Mikolas Josef, le Justin Timberlake tchèque, un des favoris à l’Eurovision
Cela fait des années que la République tchèque ne brille guère au concours de l’Eurovision, dont la demi-finale se déroule mardi, à Lisbonne. Avec sa chanson Lie To Me, le représentant tchèque de cette année, Mikolas Josef, est toutefois déjà crédité de bonnes chances de réussite par les bookmakers. Cette participation est aussi l’occasion de revenir sur l’histoire de l’Eurovision dans le pays.
Difficile en effet d’abandonner en si bon chemin : largement plébiscité pendant la sélection nationale organisée en janvier dernier, Mikolas Josef incarne pour la premà l’ière fois depuis des années un espoir de victoire pour la République tchèque dans ce concours mondial de la chanson, comme le note l’historien Dean Vuletic, auteur d’un ouvrage de référence sur l’Eurovision :
« Cette année, de nombreux commentateurs estiment que les Tchèques ont de grandes chances d’accéder à la finale avec cette chanson Lie To Me interprétée par Mikolas Josef. Je suis d’accord avec eux. Cette chanson est vraiment puissante. C’est la meilleure performance tchèque jusqu’à ce jour, depuis son retour dans le concours. Alors tous les espoirs sont permis. »Pour la République tchèque, ce n’est en effet que sa septième participation au télé-crochet mondial, décrié par certains pour son kitsch, mais suscitant aussi l’enthousiasme chez d’autres comme pour un événement sportif. Arrivés en 2007 et absents de 2010 à 2014, les Tchèques ont échoué à cinq reprises en demi-finale et n’ont obtenu qu’une maigre 25e place lors de leur unique finale en 2016 avec Gabriela Gunčíková.
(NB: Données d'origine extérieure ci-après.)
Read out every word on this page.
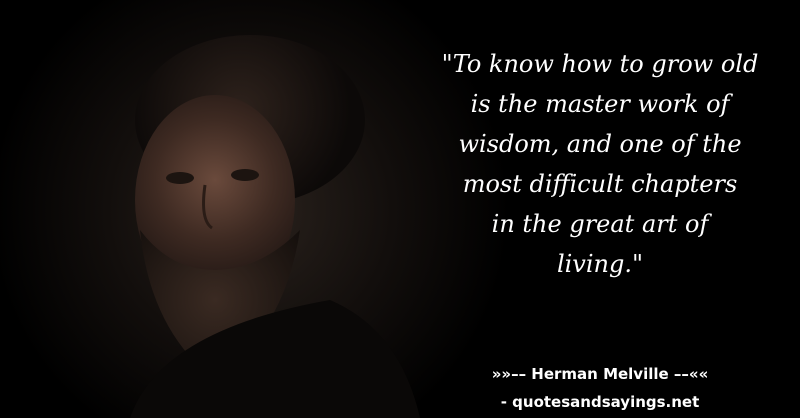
"To know how to grow old
is the master work of
wisdom, and one of the
most difficult chapters
in the great art of
living."

»»–– Herman Melville ––««
- quotesandsayings.net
Sous le régime communiste pourtant, l’Eurovision était même diffusée dans le pays et bénéficiait d’une large audience, comme le rappelle Dean Vuletic. Pourtant, jusqu’à ce jour, les quelques participations de la République tchèque n’ont pas l’air d’avoir suscité beaucoup d’engouement dans le pays. Tentative d’explication avec Dean Vuletic :
« Il y avait une histoire de l’Eurovision ici. Mais après la révolution de Velours, l’audience n’a fait que baisser. Je pense qu’à l’époque, avec l’arrivée de Václav Havel au pouvoir, et des gens autour de lui, les goûts musicaux des Tchèques étaient davantage rock’n’roll que pop. La pop qu’on pouvait entendre à l’Eurovision était similaire à celle que l’on pouvait entendre au télé-crochet du bloc de l’Est, Intervision, avec des stars comme Karel Gott ou Helena Vondráčková. Cela n’avait pas la même signification socio-politique comme le rock qui était vu comme une musique de résistance. Après 1989, c’est le rock qui était ‘cool’ ici, pas la pop. »Et d’ailleurs, Karel Gott, dont la popularité en Tchécoslovaquie puis en République tchèque, a traversé les âges, quelle que soit la situation politique du pays, a lui-même participé à l’Eurovision en 1968… mais pour l’Autriche voisine ! Dean Vuletic nous rappelle dans quel contexte :
« C’était l’époque du Printemps de Prague, et l’ORF, la Radiotélédiffusion publique autrichienne, avait choisi Karel Gott pour signifier le soutien de l’Autriche à la libéralisation du Printemps de Prague. L’ORF avait de très bonnes relations avec la Télévision tchécoslovaque, et d’ailleurs c’est elle qui a largement diffusé les images de l’invasion soviétique du pays en 1968. Cette relation spéciale entre les deux pays à l’époque a certainement eu une incidence sur la sélection de Karel Gott. En outre, sa chanson était très symbolique, puisqu’elle parlait de voisins qui ne se connaissent pas. Il y avait donc une certaine référence au rideau de fer dans ce morceau… »Si la chanson de Mikolas Josef cette année n’a aucune référence politique masquée, contexte démocratique oblige, lui aussi entretient un lien avec l’Autriche voisine puisqu’il vit à Vienne depuis qu’il s’est fait remarquer par un producteur local à succès qui a grandement contribué à sa popularité. En attendant la demi-finale, les bookmakers classent le jeune Tchèque à la troisième place derrière Israël et l’Estonie. Verdict mardi à Lisbonne.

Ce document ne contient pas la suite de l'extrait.